We can only speculate. What we do know is that the temptation to set this man free from his ailment is simply too much for Jesus.
But before healing him, Jesus asks his hosts for their professional legal assessment: ‘Is it lawful to cure people on the sabbath, or not?’ Although the law is their area of expertise they refuse to reply. Jesus response was, firstly, to heal the man, and second, to send him, healed and whole, from these prying and callous eyes. Jesus affirms his dignity through both healing and letting him go.
Only then does Jesus offer his own assessment of sabbath law: ‘If one of you has a child or an ox that has fallen into a well, will you not immediately pull it out on a sabbath day?’
There is, once again, silence. The party is not starting well. Jesus it would seem is a somewhat challenging guest.
But he is only just getting started. He also has a problem with the seating arrangements and the guest list. Jesus has been doing some close watching of his own.
Those who have been invited have been clamoring for ‘the places of honor’. Jesus’ parable changes the setting to a wedding banquet but almost all the rest of his story could be taken from the scene before him. This is, perhaps one of Jesus less-than-well-disguised parables.

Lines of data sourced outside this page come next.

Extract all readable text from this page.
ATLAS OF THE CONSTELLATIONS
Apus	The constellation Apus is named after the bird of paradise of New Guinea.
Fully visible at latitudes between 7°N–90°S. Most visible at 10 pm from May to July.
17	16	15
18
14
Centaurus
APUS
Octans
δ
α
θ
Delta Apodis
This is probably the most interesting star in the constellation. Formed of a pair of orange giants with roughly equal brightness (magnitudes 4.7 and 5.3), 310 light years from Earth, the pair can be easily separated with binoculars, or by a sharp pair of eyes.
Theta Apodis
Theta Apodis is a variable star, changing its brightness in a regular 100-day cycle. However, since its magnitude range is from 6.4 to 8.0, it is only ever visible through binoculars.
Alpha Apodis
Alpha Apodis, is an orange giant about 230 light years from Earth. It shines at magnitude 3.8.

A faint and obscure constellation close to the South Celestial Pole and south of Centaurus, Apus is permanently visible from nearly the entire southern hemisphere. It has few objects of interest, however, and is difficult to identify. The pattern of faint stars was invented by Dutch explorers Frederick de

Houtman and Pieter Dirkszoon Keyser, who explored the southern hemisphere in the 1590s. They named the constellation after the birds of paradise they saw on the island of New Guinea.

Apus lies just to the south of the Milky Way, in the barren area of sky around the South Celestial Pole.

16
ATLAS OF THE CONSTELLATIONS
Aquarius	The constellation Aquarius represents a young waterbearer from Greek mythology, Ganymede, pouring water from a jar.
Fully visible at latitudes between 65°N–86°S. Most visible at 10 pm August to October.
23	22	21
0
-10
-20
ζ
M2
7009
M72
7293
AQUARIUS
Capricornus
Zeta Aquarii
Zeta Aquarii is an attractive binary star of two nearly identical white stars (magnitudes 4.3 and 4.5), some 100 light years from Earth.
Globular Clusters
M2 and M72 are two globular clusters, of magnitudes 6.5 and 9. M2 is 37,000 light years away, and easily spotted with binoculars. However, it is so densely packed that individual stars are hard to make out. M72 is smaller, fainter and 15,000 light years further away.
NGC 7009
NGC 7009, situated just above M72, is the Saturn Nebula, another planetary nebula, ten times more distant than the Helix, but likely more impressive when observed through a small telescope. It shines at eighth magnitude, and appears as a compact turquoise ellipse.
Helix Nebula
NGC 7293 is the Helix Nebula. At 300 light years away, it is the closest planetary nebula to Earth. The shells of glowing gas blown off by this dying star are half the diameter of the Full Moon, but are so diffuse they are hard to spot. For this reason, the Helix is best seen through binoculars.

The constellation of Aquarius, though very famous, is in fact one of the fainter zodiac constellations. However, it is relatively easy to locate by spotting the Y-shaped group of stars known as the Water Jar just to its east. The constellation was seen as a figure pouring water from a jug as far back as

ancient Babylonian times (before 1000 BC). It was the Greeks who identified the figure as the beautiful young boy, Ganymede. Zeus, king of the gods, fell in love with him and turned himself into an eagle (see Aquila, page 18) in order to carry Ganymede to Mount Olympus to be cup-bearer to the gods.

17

His story points to the possible disgrace of exaggerating your own importance. He confrontingly concludes: ‘For all who exalt themselves will be humbled, and those who humble themselves will be exalted’. A conversation stopper is ever there was one!
The predictable pause may have been a good opportunity for Jesus to leave. But he is far from finished. Having taken on the guests, he now turns to the host.
The invitation list – with the exception of the healed man who has now left – was a careful selection of relatives and rich friends. This, according to Jesus is a sharing among the haves at the exclusion of the have-nots.
Jesus daringly suggests that a broader selection would have been more just – and more pleasing to God. He fingers repayment as the motive. But it is a short sighted repayment being sought. In this economy of invite and be invited God is assumed absent.
But God is not absent. God is the one who sees all – abundantly blessing and repaying. The hosts economy is narrower than the reality of the kingdom he so zealously serves. In his lists and preparation he has forgotten God.
How easily we lose sight of God and God’s economy.